Try and handle a a retina(ipad) wall if you can.

In information transmission, reception and emission, fractal is perfect exact mathematical solution.

All in the computer is information, it is very possible that fractal encoding is also perfect method, though this has yet to be seen.

Remember that the brain is nothing more than a network, which seems to use fractal structure in its design.

Infinite resolution will always surpass any finite resolution however big.

 

[Shifty Geezer]

Look dude you see the image of the eye by the eye in the pic of the eye of the youtube vid. You say it is lossy, but see it clearly, the original pixelated one is the one that looks lossy in comparison.

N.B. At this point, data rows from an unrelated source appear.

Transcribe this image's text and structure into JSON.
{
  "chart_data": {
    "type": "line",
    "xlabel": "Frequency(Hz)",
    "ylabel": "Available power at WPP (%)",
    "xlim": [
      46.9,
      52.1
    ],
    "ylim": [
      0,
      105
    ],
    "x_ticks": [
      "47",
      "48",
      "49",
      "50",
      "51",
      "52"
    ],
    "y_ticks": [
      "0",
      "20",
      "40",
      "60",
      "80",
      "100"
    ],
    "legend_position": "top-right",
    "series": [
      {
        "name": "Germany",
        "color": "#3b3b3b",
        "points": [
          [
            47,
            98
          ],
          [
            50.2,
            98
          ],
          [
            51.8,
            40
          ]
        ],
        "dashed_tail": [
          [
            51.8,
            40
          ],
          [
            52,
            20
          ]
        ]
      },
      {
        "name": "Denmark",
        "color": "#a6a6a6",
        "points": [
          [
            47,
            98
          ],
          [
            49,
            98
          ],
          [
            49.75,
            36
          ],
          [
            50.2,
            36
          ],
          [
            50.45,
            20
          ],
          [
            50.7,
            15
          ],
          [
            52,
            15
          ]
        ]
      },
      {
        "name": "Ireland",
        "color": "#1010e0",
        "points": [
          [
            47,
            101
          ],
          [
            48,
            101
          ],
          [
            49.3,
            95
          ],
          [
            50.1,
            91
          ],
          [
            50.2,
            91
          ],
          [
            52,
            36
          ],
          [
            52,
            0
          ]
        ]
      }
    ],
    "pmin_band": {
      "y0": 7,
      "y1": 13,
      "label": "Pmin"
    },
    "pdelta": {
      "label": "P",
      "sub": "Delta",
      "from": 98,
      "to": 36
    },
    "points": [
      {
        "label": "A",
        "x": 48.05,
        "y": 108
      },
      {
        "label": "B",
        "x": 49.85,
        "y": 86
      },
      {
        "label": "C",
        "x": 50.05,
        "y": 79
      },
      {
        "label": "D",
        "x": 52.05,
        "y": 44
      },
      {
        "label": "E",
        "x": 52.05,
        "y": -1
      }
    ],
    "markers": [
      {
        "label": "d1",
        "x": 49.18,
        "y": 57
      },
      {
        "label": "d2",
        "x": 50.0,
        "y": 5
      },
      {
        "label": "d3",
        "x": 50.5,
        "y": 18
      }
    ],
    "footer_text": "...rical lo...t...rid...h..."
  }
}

Lossy means information is removed. Fractal encoding removes original information, just like JPEG. It replaces it with other information that approximates the source, which in this case intrinsically interpolates 'detail'. I look at the results of that upscale and I see blocks of colour with a bit of blur and edge disruption. It's nothing like that eye would look if taken at the high detail. It's just a fancy upscale.

If instead of using it to try and compress but instead to try and represent faithfully the algorithms would likely be subject to modification.

Okay, if not compressing it could be used to ecnode an original at full quality and then upscale it by interpolating information. That's still just a fancy upscaler though, and a cmoputational expensive one. GenuineFractals has been around since 1997, and its results are still obviously upscaled. The original pixels can still be seen in the results, only splodged around a bit to break up their edges, as it were. There is no regeneration of crisp detail. The only way you get that is to capture more information, or to render more information. That's why current graphics are representations of vectors, and not bitmaps. We already have perfect zoom and such, of finite datasets limiting what we can do and the qualities we can achieve. Fractals aren't going to solve that because they are limited in the types of information they can express.

 

[steampoweredgod]

Lossy means information is removed. Fractal encoding removes original information, just like JPEG. It replaces it with other information that approximates the source, which in this case intrinsically interpolates 'detail'. I look at the results of that upscale and I see blocks of colour with a bit of blur and edge disruption. It's nothing like that eye would look if taken at the high detail. It's just a fancy upscale.

Okay, if not compressing it could be used to ecnode an original at full quality and then upscale it by interpolating information. That's still just a fancy upscaler though, and a cmoputational expensive one. GenuineFractals has been around since 1997, and its results are still obviously upscaled. The original pixels can still be seen in the results, only splodged around a bit to break up their edges, as it were. There is no regeneration of crisp detail. The only way you get that is to capture more information, or to render more information. That's why current graphics are representations of vectors, and not bitmaps. We already have perfect zoom and such, of finite datasets limiting what we can do and the qualities we can achieve. Fractals aren't going to solve that because they are limited in the types of information they can express.

It is believed by many, even some of the greatest of minds of the past and present, that the universe itself may be a mathematical structure.

If reality itself turns out to be fractal in nature. you will find that an exact representation will also be fractal in nature.